Frequently Asked Questions

This is a list of some questions frequently asked by our customers, and their answers.

Q: Do Mason bees make honey?
A: No, they help make apples and pears by pollinating fruit trees and other flowers.

Q: How many bees do I need?
A: It takes a colony of about 250 female mason bees to fully pollinate an acre of commercial density fruit trees. Given that only about 1/3 mason bee eggs are female you should aim for about 800 bee cocoons per acre. Most home gardeners start by buying one or two sets of 20 cocoons. In a good year you can get a five fold increase in your population.

Q: Where do I put the bees in my garden or orchard?
A: Mason bees want their homes set on the sunny side of a building where it is warm and protected as much as possible from wind and rain. Don’t put your bees in a tree, on a fence, or on a post. Buildings are heat sinks and they don’t sway or shimmy in the wind, which makes them ideal spots for the bees. To determine which wall to start your new colony on, walk around your yard around 10am in the very early spring. You are looking for the sunniest wall you can find on the house, the garage, the garden shed, etc. That warm spot is exactly where you should put your bees. We reccomend hanging them about eye level because they are fun to watch.

Q: My bees seem to have flown away, where did they go?
A: First, check and see if your nesting tubes are being packed with mud at the end of every day. If they are, your bees are still around and busy working. The Orchard Mason looks more like a fly than what most people expect a bee to look like as they are almost completely black, so you may not notice them flying around. If your bees have in fact flown away, they may have found better nesting nearby. See the question above to ensure your nesting tubes are placed in a location the bees will enjoy.

Q: How far will they fly?
A: The average Orchard Mason Bee will fly about the length of a football field, or 100 yards. They will find the closest food source and not bother flying any further.

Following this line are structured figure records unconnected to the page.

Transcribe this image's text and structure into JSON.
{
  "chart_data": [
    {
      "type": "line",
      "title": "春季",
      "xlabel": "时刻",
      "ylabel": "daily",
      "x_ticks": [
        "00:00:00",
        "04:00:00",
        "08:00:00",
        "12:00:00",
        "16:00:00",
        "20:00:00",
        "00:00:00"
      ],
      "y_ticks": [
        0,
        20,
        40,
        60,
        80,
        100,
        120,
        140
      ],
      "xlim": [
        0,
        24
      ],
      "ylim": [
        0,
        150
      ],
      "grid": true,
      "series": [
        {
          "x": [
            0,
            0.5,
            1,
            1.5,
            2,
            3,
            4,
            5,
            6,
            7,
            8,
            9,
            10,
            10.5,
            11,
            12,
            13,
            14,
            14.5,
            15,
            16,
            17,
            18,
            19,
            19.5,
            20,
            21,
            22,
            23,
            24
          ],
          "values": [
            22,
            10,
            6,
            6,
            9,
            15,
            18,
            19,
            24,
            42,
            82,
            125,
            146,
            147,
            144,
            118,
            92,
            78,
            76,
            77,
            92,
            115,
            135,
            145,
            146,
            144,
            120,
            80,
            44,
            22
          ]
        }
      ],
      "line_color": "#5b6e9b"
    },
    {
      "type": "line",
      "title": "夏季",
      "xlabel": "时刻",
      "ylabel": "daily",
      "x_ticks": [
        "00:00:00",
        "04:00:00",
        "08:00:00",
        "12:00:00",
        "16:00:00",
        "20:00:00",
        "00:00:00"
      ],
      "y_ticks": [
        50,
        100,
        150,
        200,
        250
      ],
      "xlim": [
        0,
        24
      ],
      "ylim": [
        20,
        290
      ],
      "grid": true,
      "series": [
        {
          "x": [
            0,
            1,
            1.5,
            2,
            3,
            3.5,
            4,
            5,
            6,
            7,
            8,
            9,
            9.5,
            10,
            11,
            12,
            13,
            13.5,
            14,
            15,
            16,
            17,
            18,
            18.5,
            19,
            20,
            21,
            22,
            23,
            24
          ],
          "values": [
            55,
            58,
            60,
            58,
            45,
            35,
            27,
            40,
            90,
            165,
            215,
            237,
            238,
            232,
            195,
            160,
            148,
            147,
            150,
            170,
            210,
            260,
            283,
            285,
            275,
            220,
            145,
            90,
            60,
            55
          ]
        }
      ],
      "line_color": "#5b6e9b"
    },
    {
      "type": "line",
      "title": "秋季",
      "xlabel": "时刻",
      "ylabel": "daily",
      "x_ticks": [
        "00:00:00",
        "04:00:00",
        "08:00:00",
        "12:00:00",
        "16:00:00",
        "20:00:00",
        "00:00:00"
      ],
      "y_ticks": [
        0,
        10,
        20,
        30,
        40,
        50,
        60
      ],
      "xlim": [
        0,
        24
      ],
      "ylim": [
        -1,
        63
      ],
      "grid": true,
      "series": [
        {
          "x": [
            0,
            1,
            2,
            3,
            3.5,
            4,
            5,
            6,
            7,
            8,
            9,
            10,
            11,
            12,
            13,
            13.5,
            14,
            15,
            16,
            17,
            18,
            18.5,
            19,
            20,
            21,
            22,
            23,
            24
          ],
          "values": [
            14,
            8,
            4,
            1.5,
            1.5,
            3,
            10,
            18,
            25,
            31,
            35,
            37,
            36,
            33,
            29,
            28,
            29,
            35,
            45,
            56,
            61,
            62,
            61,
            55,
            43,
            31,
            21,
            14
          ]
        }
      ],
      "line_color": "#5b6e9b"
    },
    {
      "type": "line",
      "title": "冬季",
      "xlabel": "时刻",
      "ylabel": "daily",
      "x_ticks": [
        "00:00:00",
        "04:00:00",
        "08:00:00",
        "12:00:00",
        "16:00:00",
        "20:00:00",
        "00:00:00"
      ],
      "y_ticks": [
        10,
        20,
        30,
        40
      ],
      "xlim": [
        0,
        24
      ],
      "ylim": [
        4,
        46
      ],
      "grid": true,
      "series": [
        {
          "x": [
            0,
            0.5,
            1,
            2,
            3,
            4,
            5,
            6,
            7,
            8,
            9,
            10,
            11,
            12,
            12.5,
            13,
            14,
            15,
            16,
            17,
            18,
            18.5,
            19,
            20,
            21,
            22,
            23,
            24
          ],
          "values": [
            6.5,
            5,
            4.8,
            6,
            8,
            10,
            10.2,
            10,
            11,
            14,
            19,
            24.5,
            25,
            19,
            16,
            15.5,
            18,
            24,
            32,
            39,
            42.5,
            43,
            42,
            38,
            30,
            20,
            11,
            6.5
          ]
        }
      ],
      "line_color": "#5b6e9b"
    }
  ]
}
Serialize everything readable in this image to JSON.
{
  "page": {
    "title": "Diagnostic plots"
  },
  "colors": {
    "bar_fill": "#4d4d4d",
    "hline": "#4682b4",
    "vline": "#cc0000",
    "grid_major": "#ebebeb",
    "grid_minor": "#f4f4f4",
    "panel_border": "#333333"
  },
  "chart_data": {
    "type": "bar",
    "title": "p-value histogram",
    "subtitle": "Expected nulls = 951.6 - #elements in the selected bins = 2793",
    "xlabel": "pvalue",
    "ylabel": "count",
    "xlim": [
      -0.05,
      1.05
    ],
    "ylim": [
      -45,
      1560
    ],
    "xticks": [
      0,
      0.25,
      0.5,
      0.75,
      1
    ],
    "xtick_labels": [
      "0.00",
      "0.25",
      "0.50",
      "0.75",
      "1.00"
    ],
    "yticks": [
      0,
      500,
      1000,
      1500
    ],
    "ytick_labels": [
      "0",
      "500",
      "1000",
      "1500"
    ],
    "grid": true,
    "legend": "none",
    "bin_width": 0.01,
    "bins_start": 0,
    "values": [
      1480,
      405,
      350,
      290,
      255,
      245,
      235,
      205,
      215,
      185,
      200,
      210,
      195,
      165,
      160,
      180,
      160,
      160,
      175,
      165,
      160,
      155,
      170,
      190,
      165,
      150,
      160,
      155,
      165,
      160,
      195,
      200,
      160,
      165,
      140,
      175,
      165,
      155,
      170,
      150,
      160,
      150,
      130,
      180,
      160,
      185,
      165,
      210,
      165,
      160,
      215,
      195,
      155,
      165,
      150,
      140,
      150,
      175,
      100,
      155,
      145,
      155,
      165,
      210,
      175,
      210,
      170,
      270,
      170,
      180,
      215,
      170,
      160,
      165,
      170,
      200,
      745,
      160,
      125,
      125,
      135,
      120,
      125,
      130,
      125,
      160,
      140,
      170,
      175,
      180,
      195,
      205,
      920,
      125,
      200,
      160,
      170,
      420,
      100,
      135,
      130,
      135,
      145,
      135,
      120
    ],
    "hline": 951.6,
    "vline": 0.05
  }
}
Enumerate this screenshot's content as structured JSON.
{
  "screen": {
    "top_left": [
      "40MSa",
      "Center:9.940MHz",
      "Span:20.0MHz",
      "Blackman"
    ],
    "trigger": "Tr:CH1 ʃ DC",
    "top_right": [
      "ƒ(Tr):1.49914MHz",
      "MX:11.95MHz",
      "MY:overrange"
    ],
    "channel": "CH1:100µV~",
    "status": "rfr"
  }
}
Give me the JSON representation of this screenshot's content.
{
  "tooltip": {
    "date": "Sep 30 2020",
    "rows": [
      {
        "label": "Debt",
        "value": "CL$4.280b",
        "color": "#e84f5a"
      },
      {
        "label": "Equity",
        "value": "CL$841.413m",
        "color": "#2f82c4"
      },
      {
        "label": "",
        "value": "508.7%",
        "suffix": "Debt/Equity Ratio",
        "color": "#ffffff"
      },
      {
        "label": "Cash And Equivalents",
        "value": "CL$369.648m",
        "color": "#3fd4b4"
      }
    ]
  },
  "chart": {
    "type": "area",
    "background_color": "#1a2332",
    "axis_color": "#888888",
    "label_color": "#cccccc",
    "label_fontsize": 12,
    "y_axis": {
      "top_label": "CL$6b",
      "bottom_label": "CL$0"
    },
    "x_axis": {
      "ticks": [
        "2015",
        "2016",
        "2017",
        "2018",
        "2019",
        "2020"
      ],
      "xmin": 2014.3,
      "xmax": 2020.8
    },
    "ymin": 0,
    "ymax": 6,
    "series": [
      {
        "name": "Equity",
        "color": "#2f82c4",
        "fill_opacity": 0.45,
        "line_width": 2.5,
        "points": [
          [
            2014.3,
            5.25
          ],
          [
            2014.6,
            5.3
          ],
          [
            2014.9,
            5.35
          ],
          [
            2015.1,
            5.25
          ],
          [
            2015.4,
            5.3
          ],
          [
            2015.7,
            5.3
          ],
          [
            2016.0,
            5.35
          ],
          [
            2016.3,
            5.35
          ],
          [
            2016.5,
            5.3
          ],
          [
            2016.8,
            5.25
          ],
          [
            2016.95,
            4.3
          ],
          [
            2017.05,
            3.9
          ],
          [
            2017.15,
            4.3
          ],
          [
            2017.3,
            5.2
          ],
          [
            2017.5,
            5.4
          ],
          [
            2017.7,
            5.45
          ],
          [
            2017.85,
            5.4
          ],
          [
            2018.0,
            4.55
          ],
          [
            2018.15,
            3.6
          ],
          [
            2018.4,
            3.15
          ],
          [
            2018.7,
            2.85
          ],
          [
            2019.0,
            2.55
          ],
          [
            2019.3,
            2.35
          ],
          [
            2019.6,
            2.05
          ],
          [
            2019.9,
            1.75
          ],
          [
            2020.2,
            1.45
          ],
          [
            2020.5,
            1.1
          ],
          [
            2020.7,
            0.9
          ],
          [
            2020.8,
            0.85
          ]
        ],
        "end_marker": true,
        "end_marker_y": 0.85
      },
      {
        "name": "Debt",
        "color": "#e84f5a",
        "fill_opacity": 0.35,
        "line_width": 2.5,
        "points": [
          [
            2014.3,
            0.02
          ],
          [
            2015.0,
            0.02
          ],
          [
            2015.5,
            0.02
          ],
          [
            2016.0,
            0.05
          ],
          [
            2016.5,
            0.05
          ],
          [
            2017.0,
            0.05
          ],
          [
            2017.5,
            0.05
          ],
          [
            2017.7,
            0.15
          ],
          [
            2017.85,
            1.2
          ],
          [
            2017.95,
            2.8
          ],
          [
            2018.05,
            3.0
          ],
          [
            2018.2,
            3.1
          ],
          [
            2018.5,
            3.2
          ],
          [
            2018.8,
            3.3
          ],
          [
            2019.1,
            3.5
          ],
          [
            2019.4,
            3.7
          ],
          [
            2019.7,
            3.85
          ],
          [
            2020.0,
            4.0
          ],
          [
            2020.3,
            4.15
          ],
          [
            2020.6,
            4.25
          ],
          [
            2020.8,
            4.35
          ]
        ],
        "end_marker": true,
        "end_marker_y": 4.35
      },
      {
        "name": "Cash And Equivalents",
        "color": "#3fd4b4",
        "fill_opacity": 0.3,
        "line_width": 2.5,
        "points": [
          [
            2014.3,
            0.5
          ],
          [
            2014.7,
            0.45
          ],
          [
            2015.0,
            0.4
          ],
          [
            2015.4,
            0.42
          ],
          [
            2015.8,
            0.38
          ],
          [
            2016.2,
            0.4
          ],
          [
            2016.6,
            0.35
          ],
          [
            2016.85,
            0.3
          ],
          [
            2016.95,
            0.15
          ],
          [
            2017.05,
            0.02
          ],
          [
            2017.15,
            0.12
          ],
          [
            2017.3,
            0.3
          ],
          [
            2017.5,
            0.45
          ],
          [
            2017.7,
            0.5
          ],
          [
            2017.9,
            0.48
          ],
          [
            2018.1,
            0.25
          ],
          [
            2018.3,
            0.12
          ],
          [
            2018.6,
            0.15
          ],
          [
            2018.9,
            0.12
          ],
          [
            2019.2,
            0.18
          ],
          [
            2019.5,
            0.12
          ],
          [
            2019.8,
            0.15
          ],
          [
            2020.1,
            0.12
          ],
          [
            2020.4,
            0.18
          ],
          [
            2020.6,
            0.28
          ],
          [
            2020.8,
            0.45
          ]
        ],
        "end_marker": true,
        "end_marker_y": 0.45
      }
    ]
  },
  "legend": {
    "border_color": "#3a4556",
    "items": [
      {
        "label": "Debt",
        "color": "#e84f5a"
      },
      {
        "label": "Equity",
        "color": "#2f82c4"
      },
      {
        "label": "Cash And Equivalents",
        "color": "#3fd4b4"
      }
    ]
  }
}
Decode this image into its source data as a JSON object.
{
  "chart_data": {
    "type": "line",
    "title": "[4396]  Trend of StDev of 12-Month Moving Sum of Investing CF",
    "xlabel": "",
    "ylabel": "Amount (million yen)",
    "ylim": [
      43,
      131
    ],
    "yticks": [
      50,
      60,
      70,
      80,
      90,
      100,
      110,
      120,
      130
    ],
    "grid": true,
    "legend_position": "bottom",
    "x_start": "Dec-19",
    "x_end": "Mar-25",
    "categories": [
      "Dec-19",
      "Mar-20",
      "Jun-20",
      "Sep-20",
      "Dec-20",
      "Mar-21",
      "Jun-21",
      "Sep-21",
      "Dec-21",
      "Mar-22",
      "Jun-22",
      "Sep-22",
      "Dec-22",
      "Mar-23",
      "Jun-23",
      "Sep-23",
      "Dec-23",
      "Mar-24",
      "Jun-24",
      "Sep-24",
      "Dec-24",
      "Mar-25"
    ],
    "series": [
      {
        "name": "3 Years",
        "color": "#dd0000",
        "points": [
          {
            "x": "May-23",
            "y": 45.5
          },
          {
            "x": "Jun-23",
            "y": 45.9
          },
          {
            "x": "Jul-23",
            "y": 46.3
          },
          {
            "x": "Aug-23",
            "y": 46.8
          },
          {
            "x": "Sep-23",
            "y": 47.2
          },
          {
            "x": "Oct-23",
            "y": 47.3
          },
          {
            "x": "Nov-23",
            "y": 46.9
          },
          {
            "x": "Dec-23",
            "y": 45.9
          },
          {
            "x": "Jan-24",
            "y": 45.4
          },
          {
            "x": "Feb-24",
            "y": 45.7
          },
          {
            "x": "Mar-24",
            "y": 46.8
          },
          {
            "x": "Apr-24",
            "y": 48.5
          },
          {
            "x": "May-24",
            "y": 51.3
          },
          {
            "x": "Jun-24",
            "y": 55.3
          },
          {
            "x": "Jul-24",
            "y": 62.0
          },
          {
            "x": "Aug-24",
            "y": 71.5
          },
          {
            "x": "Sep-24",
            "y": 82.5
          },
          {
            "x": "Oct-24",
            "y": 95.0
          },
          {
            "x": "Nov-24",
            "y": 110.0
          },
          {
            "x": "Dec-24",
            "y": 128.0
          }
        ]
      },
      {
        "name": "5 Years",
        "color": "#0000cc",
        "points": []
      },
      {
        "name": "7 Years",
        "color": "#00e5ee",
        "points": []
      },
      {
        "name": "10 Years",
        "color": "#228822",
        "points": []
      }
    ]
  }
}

Q: What do I do with them in the winter?
A: Store them some place cool and dry and safe from predators. For most of us this is the refrigerator. If you live in a cold part of the country you may be able to keep them in an unheated outbuilding over the winter. Just put them in a box and crumple up some newspaper to pack around them. Don’t store them in an attached garage or crawlspace. You want temperatures that drop into the 30’s so the bees will stay really dormant. Attached garages frequently have furnaces and hot water heaters and warm cars . All of this is just a bit to toasty.

Q: Do I need to put out new holes every year?
Yes. Mason bees need clean holes every spring. If you don’t provide them holes they will go off looking for them and you will lose your bees.

Q: When should I put them outside?
A: You need to put your bees outside when temperatures are consistantly hitting over about 50°F every day. If you have them outside for a fluke warm patch, the bees may die if it turns cold again. This time is different for every region, there is no set date to put out your bees.